You can use the Type column to define a global variable’s signal type. The signal type can be set to real, int, or uint (Figure 7).

For more information about signal data types, please take a look at the Signal types documentation.

Vectors and matrices

Global variables can also be defined as a vectors and matrices. A size of a vector or a matrix must be defined statically in square brackets as part of the variable name, as shown on the left side of Figure 7 for the var2 and var3 variables.

Figure 7. Changing the global variable’s signal type

Variable removal

Variables are removed in the same way as the terminals (please, see the section Terminal removal).

Arbitrary definitions

This section allows arbitrary definitions of variables and function which are supported by the TML language.

Note: You can declare variables and functions using ordinary TML syntax in the Arbitrary definitions section. If you introduce a variable without declaring a type, it will be assigned the type inferred from the assignment statement (consult the TML language documentation for details).

Parameters

Parameters allow you to pass external variables into the TML function component. These external variables are propagated through the namespace into the TML function.

To make an external variable visible within the TML function component, you must declare it inside the parameters table (Figure 7), otherwise an error will be raised.

Parameters can be accessed inside the component’s functions in the same way as the global variables are accessed.

Parameter name

Terminal naming rules defined previously in the "Terminal name" section must also be applied.

Parameter type

You can use the Type column to define a parameter’s signal type.
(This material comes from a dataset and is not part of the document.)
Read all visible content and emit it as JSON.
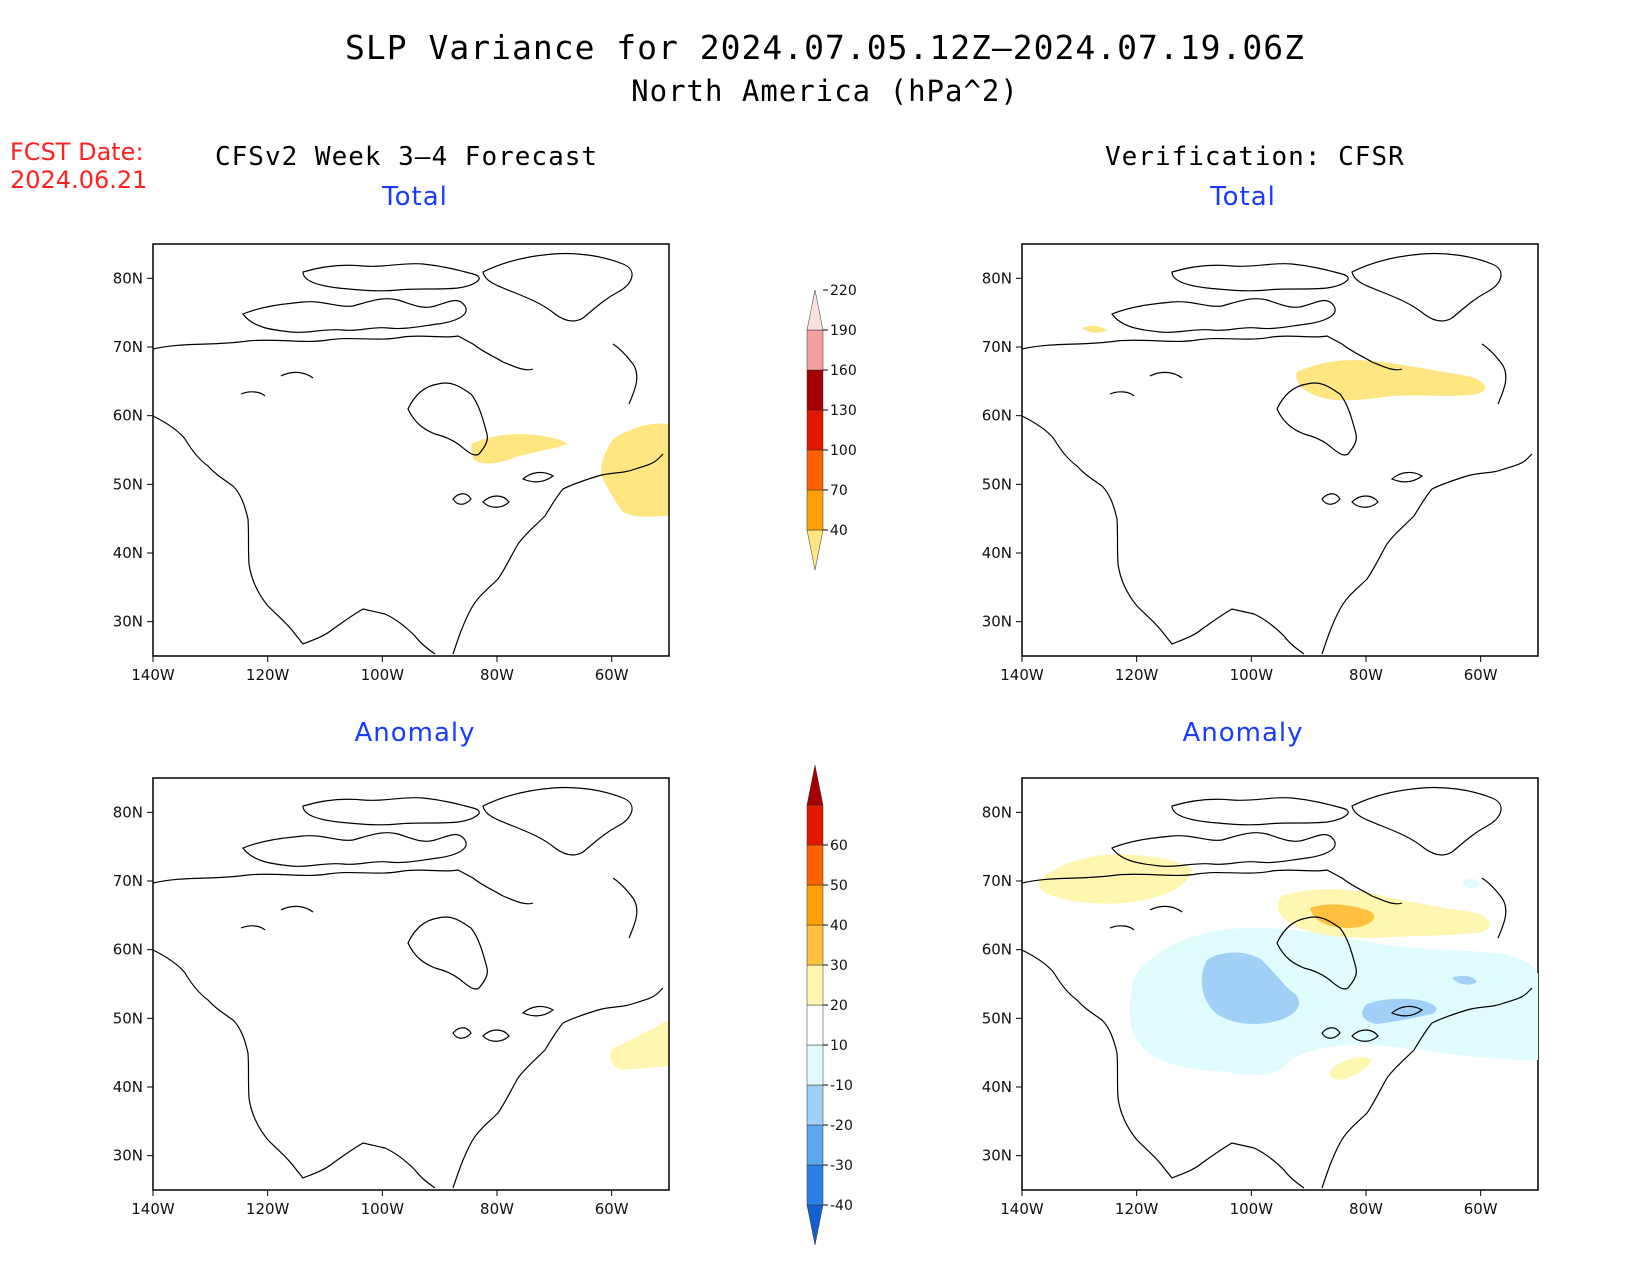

The signal type can be set to: real, int and uint.

For further information about signal data types, please refer to the Signal types documentation.

Parameter removal

Variables are removed in the same way as the terminals (please, see the section Inputs and outputs).

Using Python iterables to initialize TML tensors

If a parameter is defined as a Python iterable (list, set, or tuple), it will be automatically converted into a TML tensor initializer.

Note: Automatic conversion of Python iterables only supports simple types, such as numbers or strings.

Functions tab

The Functions tab allows you to define arbitrary init_fnc, output_fnc and update_fnc functions.

Once you implement the functions, you can check if the code is syntactically correct by pressing the Check syntax button (Figure 8).

If the code is syntactically correct, you will get the No errors found message, otherwise the Code validator dialog will be shown. Every error message inside the Code validator dialog has a header and content. If you click on the header, you will be automatically redirected to the function that caused an error. Basic limited semantic analysis is also performed for TML code. Model scope values which are unresolved (like terminals of type inherit and namespace variables) are ignored, while the rest of the code is checked.

TML has its own library of mathematical functions similar to C and Matlab, but with native support for tensor types. For more details, consult TML documentation.

Rules for writing TML code

TML documentation lists detailed rules of the language with plenty of examples. Please consult the TML documentation for TML-specific rules. Basic rules related to writing TML code inside the TML function dialog are:

Entry functions are automatically surrounded with TML syntax for function definition. Only function logic code of entry functions should be written.
Arbitrary user functions can be declared in Arbitrary definitions, but their names must be distinct from those of entry functions.
Names of state variables declared using dialog and using Arbitrary definitions must not overlap.
Names of state variables and user functions must not overlap.